Skwib and co had arrived late the previous day and presented their letter of passage to the captain of the guard. They had been billeted in the visitors barracks, which was situated some distance from the main gate of the fortress.
Dun Atholl is situated on a low hill, overlooking a small lake which was formed by the influx of the local river into a depression. Over the years the Dun’s original purpose as guardian of the north has softened and a small trading town has sprung up between it and the docks on the lake.
Early the next day, as Skwib’s cavalry are enjoying a meagre breakfast under the glowering appraisal of the local master of horse, word comes of a Northman long ship that has put in for a spot of trading. It is late in the season for sure, already some mild snows have visited, dusting the countryside white.
With sweet nothing to occupy them, Skwib and some of his comrades mosey down to the docks for a look at these Northmen and what they may have to sell. A bit of trading ensues and after a while Skwib et al find themselves in possession, inter alia, of some small barrels of mead and the companionship of two Northman, going y the names of Bork and Greer. The mead is drunk, and is soon followed by ale and spirits and a night of carousing and feeling wenches up in the local tavern.
Some hours after day break, as the hung-over punters are going about reviving their dulled wits, it comes to pass that captain Snorri has pushed off with his long ship, eager to return to his homeland before the real winter storms start. Bork and Greer are left behind, having not returned in time. Over the following month the two Northmen make friends among the visiting cavalry, who in turn set about training under the Dun’s master of horse. At first it is fun to watch the green cavalry flail about and fall off their horses, but that novelty soon passes.
When word comes of the need for a sortie to the nearby village of Litz, which Skwib’s men are volunteered for, the Northmen do not hesitate to join in. The mission is a simple one, escort the Dun’s healer and tax collector to Litz and once their duties have been performed, escort them back.
The trip to Litz was uneventful, but word came the next day that a healer was urgently needed further north, at a farmers croft. Rather than wait around gambling and drinking, Skwib, Bork and Greer escorted the healer to the farm.
The farm was in the form of a wooden walled skally, and the home of an elderly horse breeder who had taken ill. The healer tended him but the shortening day was dying by the time she was ready to depart. A light snow had started to fall, so the adventurers decided to stay overnight and depart the next day. Some time after dusk, there came a booming knock at the skallys gate. The knock was answered and eftsoons the gate had closed did a short man get escorted into the warm longhouse.
The man, besides being short of stature, was unlike anyone they had encountered before. Once he shrugged off heavy furs, they beheld a sturdy, slightly bow legged figure. Though old, the strength in his muscles was quite evident.

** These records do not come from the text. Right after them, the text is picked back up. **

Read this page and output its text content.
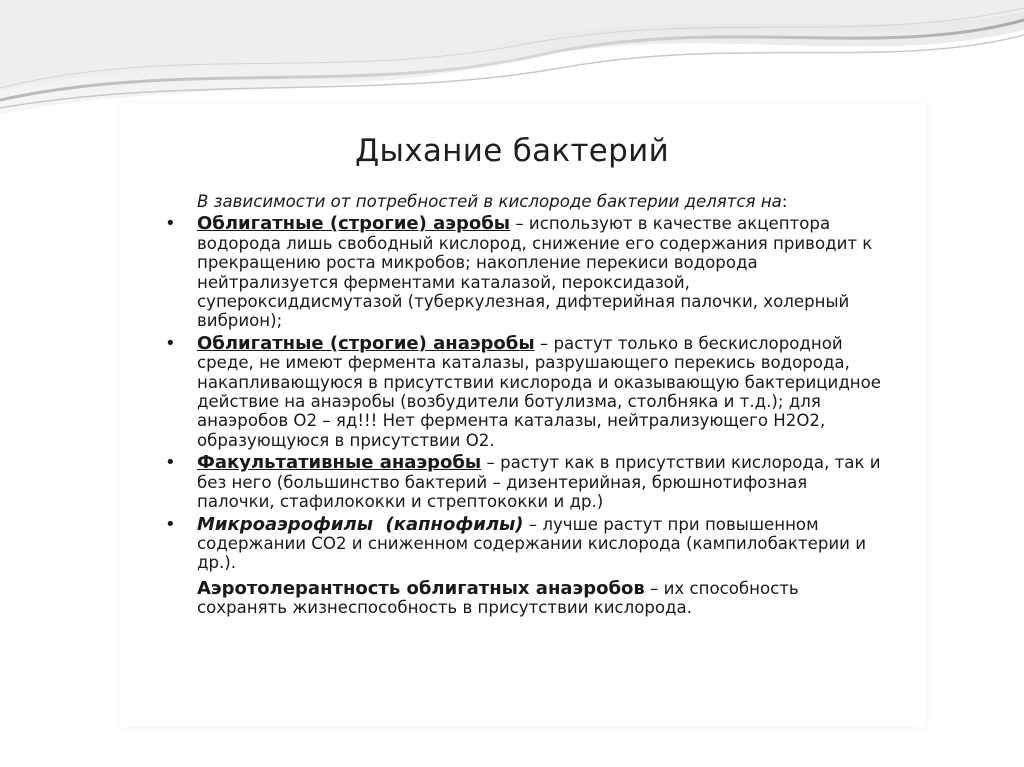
Дыхание бактерий

В зависимости от потребностей в кислороде бактерии делятся на:

• Облигатные (строгие) аэробы – используют в качестве акцептора водорода лишь свободный кислород, снижение его содержания приводит к прекращению роста микробов; накопление перекиси водорода нейтрализуется ферментами каталазой, пероксидазой, супероксиддисмутазой (туберкулезная, дифтерийная палочки, холерный вибрион);
• Облигатные (строгие) анаэробы – растут только в бескислородной среде, не имеют фермента каталазы, разрушающего перекись водорода, накапливающуюся в присутствии кислорода и оказывающую бактерицидное действие на анаэробы (возбудители ботулизма, столбняка и т.д.); для анаэробов О2 – яд!!! Нет фермента каталазы, нейтрализующего Н2О2, образующуюся в присутствии О2.
• Факультативные анаэробы – растут как в присутствии кислорода, так и без него (большинство бактерий – дизентерийная, брюшнотифозная палочки, стафилококки и стрептококки и др.)
• Микроаэрофилы  (капнофилы) – лучше растут при повышенном содержании СО2 и сниженном содержании кислорода (кампилобактерии и др.).

Аэротолерантность облигатных анаэробов – их способность сохранять жизнеспособность в присутствии кислорода.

His face was wide, with deep set eyes shadowed by heavy brow ridges which were topped with a sloped forehead.
The old farmer, who feeling somewhat better after being tended by the healer, had by this time made his way to the table, recognised the visitor as being from a people who dwelled far to the north. He claimed to have briefly stayed with them in his youth, while adventuring into the northern wild lands. And forsooth, the aged visitor did speak. None could understand is language, even the old farmer, who had only stayed with these primitive people briefly decades before. It was fortunate though, that the old primitive spoke Nar-Haaz orc. Though Skwib had a smattering of the language, he as unable to make out what was being said due to the old mans guttural accent. Fortunately one of the farmers hands spake Nar-Haaz, having spent some time as a slave of that brutal orcish race.
And the ancient primitive spake: “I come from the land of ice and snow, where the sun shines dim, and the grass grows low.” He spoke more, though his words were brief, they were powerful. His tale was of how his tribe had been forced south from their homeland by a monstrous beast that had killed many of their hunters. Though they had fled, the beast had apparently followed them. He had left his tribe encamped some days march away and come south, to seek help from the tall men.

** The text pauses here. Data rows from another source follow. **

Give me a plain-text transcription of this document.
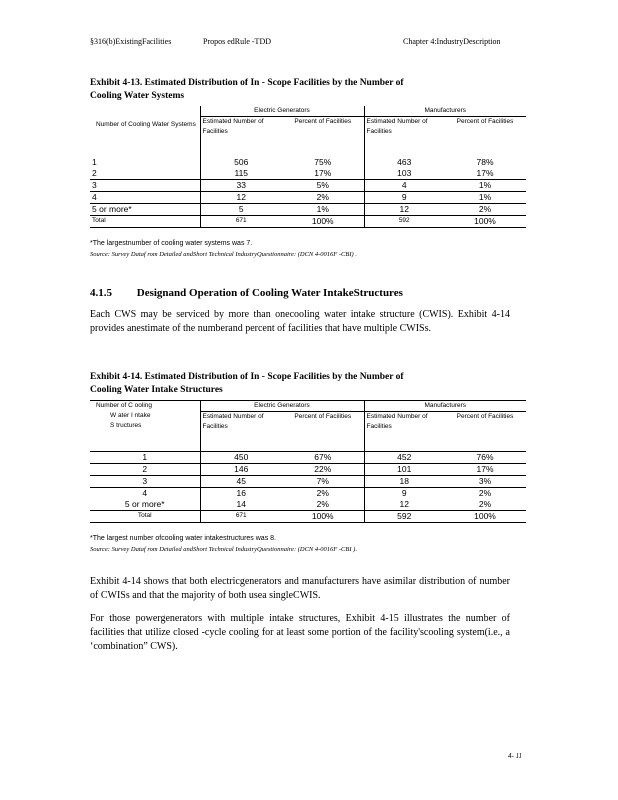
§316(b)ExistingFacilities	Propos edRule -TDD	Chapter 4:IndustryDescription
Exhibit 4-13. Estimated Distribution of In - Scope Facilities by the Number of
Cooling Water Systems
Number of Cooling Water Systems	Electric Generators		Manufacturers	
	Estimated Number of Facilities	Percent of Facilities	Estimated Number of Facilities	Percent of Facilities
1	506	75%	463	78%
2	115	17%	103	17%
3	33	5%	4	1%
4	12	2%	9	1%
5 or more*	5	1%	12	2%
Total	671	100%	592	100%
*The largestnumber of cooling water systems was 7.
Source: Survey Dataf rom Detailed andShort Technical IndustryQuestionnaire: (DCN 4-0016F -CBI) .
4.1.5 Designand Operation of Cooling Water IntakeStructures
Each CWS may be serviced by more than onecooling water intake structure (CWIS). Exhibit 4-14 provides anestimate of the numberand percent of facilities that have multiple CWISs.
Exhibit 4-14. Estimated Distribution of In - Scope Facilities by the Number of
Cooling Water Intake Structures
Number of C ooling
W ater I ntake
S tructures	Electric Generators		Manufacturers	
	Estimated Number of Facilities	Percent of Facilities	Estimated Number of Facilities	Percent of Facilities
1	450	67%	452	76%
2	146	22%	101	17%
3	45	7%	18	3%
4	16	2%	9	2%
5 or more*	14	2%	12	2%
Total	671	100%	592	100%
*The largest number ofcooling water intakestructures was 8.
Source: Survey Dataf rom Detailed andShort Technical IndustryQuestionnaire: (DCN 4-0016F -CBI ).
Exhibit 4-14 shows that both electricgenerators and manufacturers have asimilar distribution of number of CWISs and that the majority of both usea singleCWIS.
For those powergenerators with multiple intake structures, Exhibit 4-15 illustrates the number of facilities that utilize closed -cycle cooling for at least some portion of the facility'scooling system(i.e., a ‘combination” CWS).
4- 11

Though he could offer nothing by way of payment, his plight struck a cord with all present. Each came from a harsh land where the most basic law of survival was that of helping ones neighbour. Were there any doubt about helping the Snow Bear Clan (for that is whom the ancient primitive identified as being), it soon passed as with dawn arrived another.
This new arrival was no visitor, but the farmer’s son, bearing a tale of woe and destruction from the north pasture. During the night, as he had slept, the horses under his charge had started shrieking in terror and pain. He and his friend had burst from the lodge in which they had been sleeping, but it was already too late. The newly covered meadow had been painted red by the blood and gore that was once seven horses. Of their assailant, nothing but a set of massive, unidentifiable tracks remained.
His friend has started off following the beast, while he had come here to bring the bad tidings. Ill was the news, the old farmer called for his long sword, and it was only his wife and the healer please that kept him from rushing forth, to avenge his dead livestock and suddenly shrunken purse.
Horses are loaned to the Northmen, others are despatched back to Lutz to fetch more cavalry and without further ado, Skwib, Greer, Bork, the old primitive and the farmers son sally forth, heading north. They come upon the sons friend at the edge of a strange landscape which stretches across a wide, shallow valley. It is a forest of petrified trees, but not like any trees any of them have encountered before. They are forced to leave their horses as they make their way down narrow, darkened paths, taking care not to be cut on the razor share petrified branches.
Deep within the forest, they were when a troop of gibbering goblins attached tem. Emaciated and twisted from a life in this bleak terrain, they stupidly hoped to eat of succulent human flesh. Swords of iron prevailed and the goblins were soon dispatched, but alas, the scent of blood spilt had attracted a far more dangerous foe.
Towards our heroes they floated, their lethal tentacles dangling at head height to ensnare and immobilise any flesh they may encounter. Torches flared, swords were swung and they were seen off, but not before Bork had felt the icy burn of a baleful tendril across his face.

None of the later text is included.